De manière plus fondamentale, la démarche nous amène à nous questionner sur certaines hypothèses de départ, dont le rôle de Projet collectif à long terme.
- Est-ce que les plateformes devraient être portées de manière collective à travers une autre structure, alors que Projet collectif se concentrerait sur sa mission de soutien à la collaboration et l’accès aux connaissances?
- Quelle est la place du salariat dans ce type de démarche et quelles sont ses limites?
- Comment pouvons-nous élargir la portée des plateformes dans d’autres écosystèmes ou d’autres pays?
- D’un point de vue technique, comment favoriser la libération du code et sa gouvernance, le déploiement d’instances autonomes et l’interopérabilité entre plateformes numériques?
- Comment la communauté peut mieux participer à la conception, au financement (par exemple à travers des commandites de développements spécifiques), à la mobilisation, au soutien et à la transformation des pratiques?
- Comment pouvons-nous travailler de manière encore plus étroite pour répondre collectivement aux différents besoins numériques issus de différentes organisations?
- Quelles conditions doit-on mettre en place pour mieux réfléchir la mise en commun de nos connaissances et de nos outils, au-delà du chapeau organisationnel ou sectoriel?
Penser en dehors de la logique marchande oblige à penser en termes de collaborations et d’interdépendances, donc de dialogue et de confiance.
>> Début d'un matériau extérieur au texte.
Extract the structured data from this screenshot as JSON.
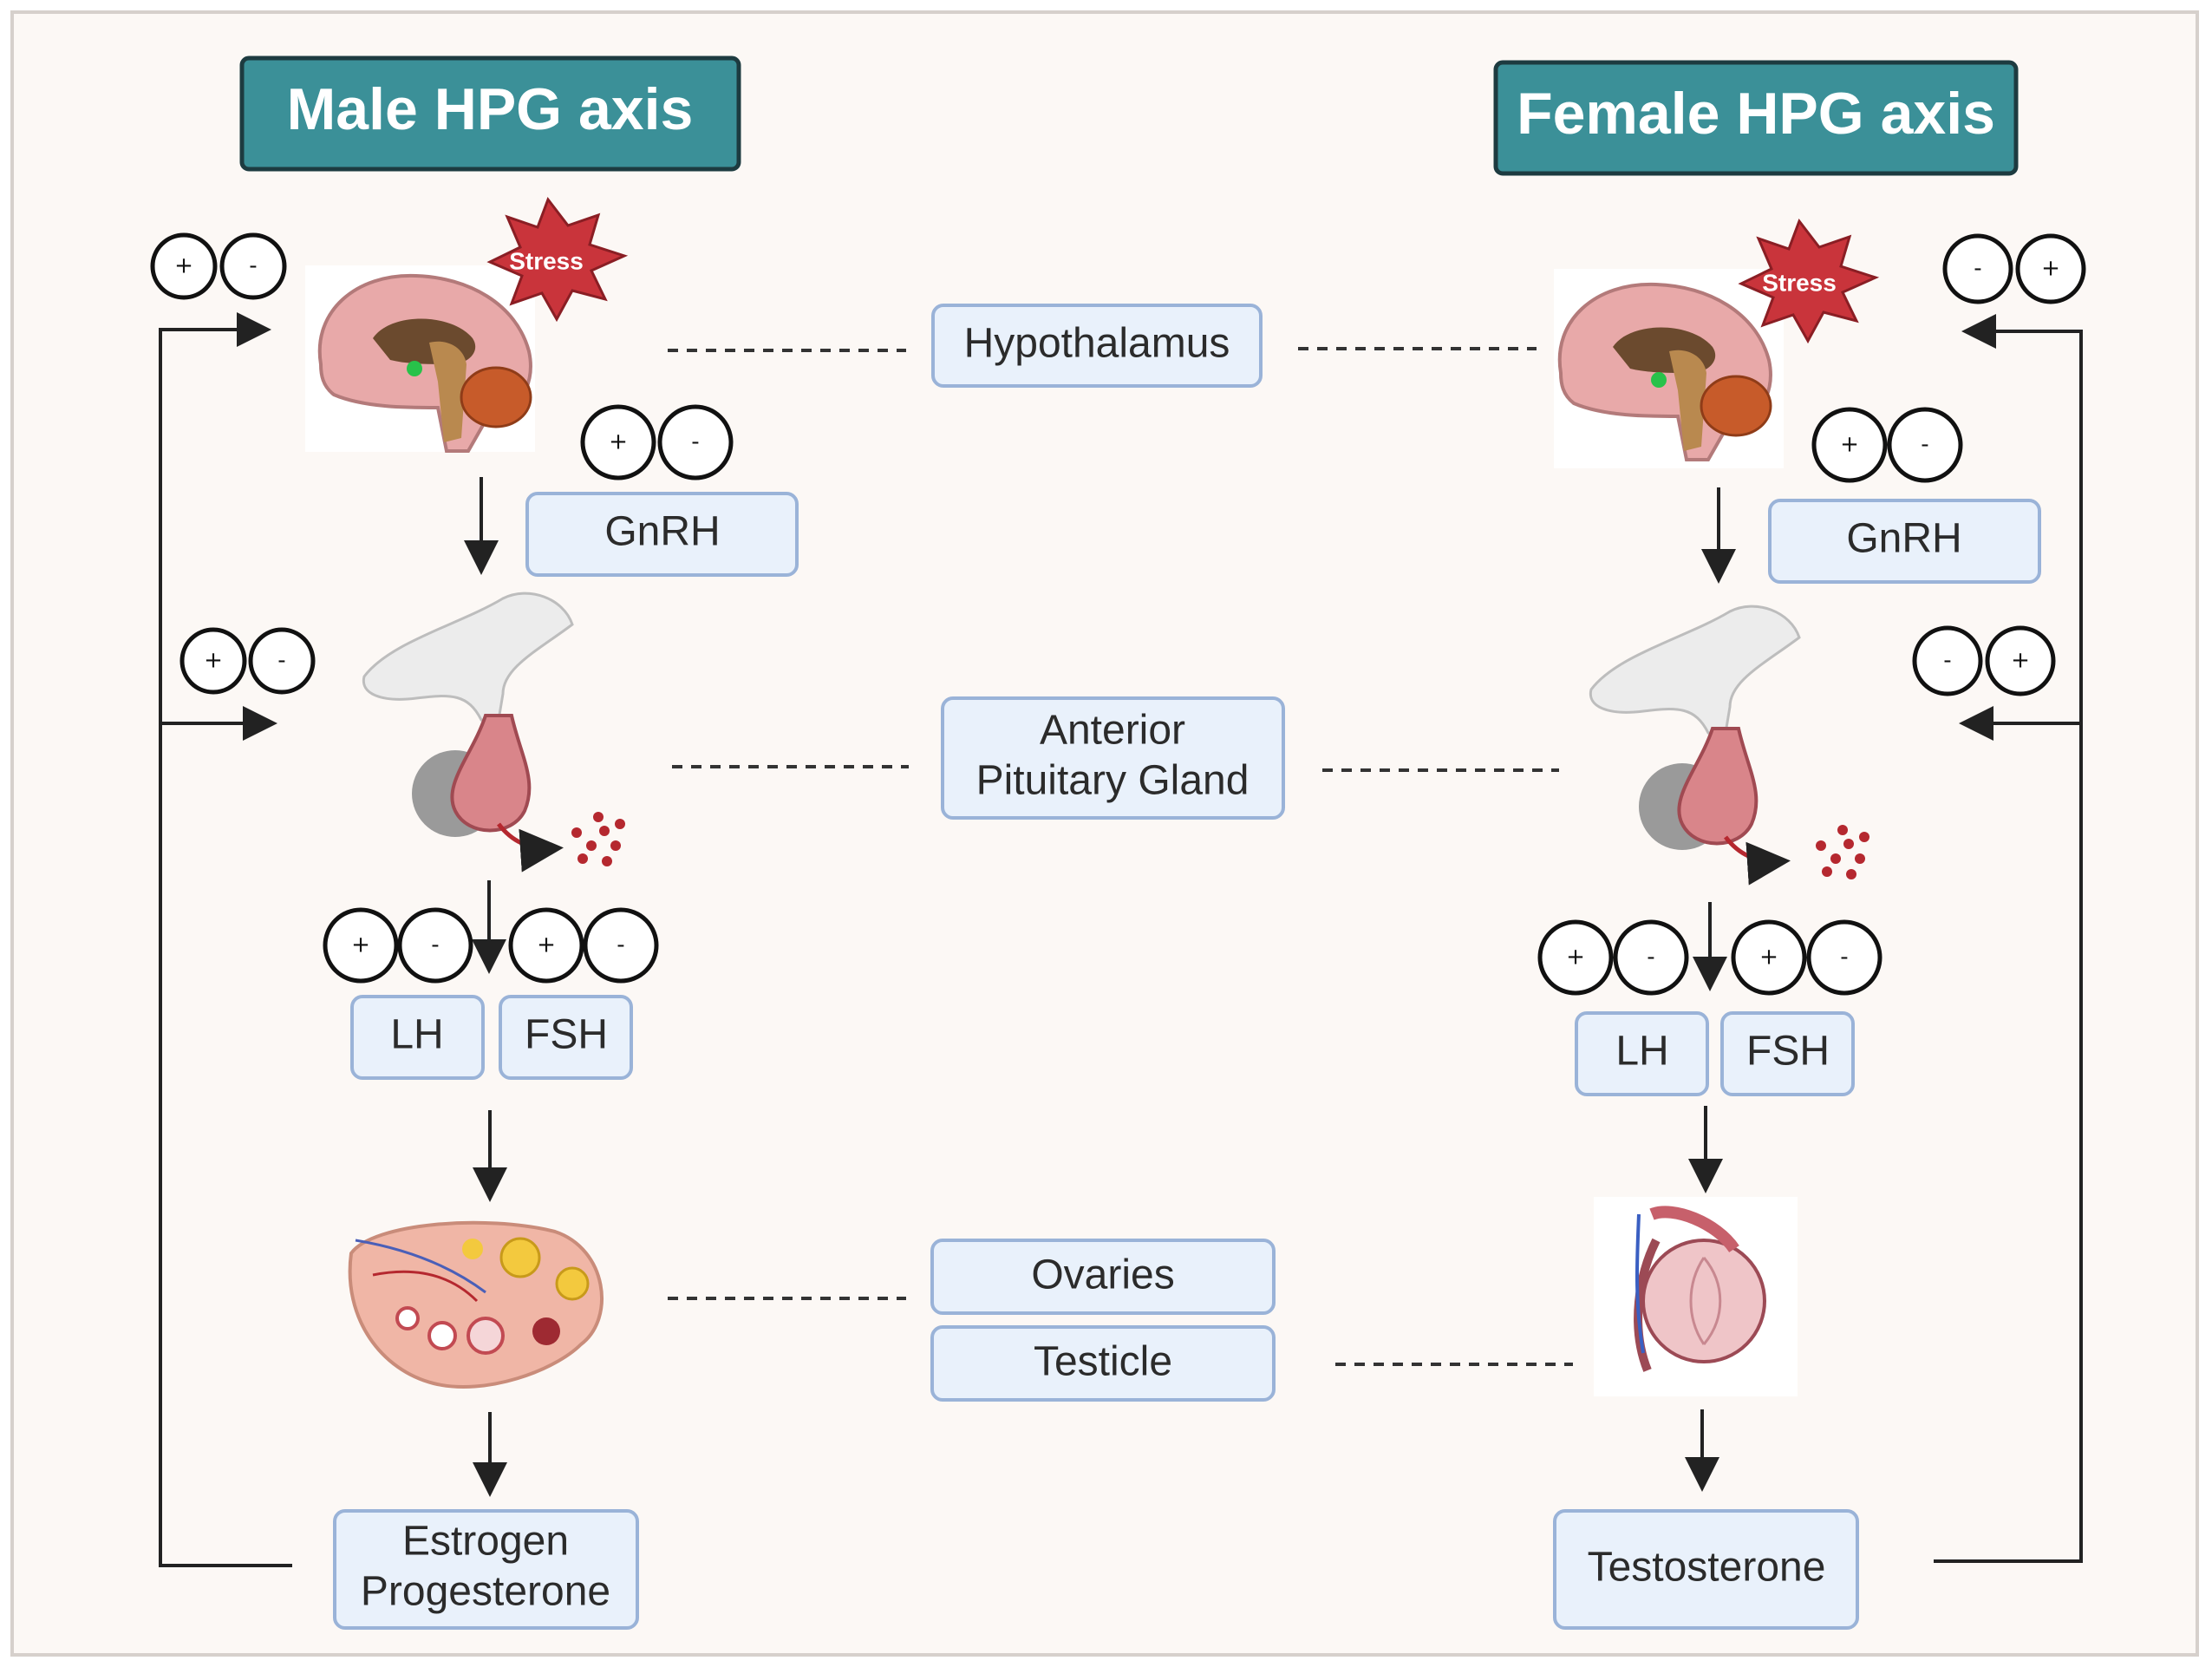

Nous avons hâte de soumettre les idées et pistes qui découlent de cette démarche et de les faire grandir avec vous. Nous espérons aussi que la démarche et les idées inspireront des réflexions pour d’autres solutions numériques et pour d’autres milieux (on pense, par exemple, à nos ami·es maraîcher·ères).
Si En commun répond réellement à un besoin partagé et si le moment est propice pour une mobilisation de la communauté autour du déploiement et la soutenabilité de ces plateformes, je suis confiant que nous en ferons un véritable commun numérique. Cela sera exigeant, mais si nous y parvenons, je suis convaincu que les plateformes En commun seront encore plus pertinentes, ancrées dans les milieux et résilientes.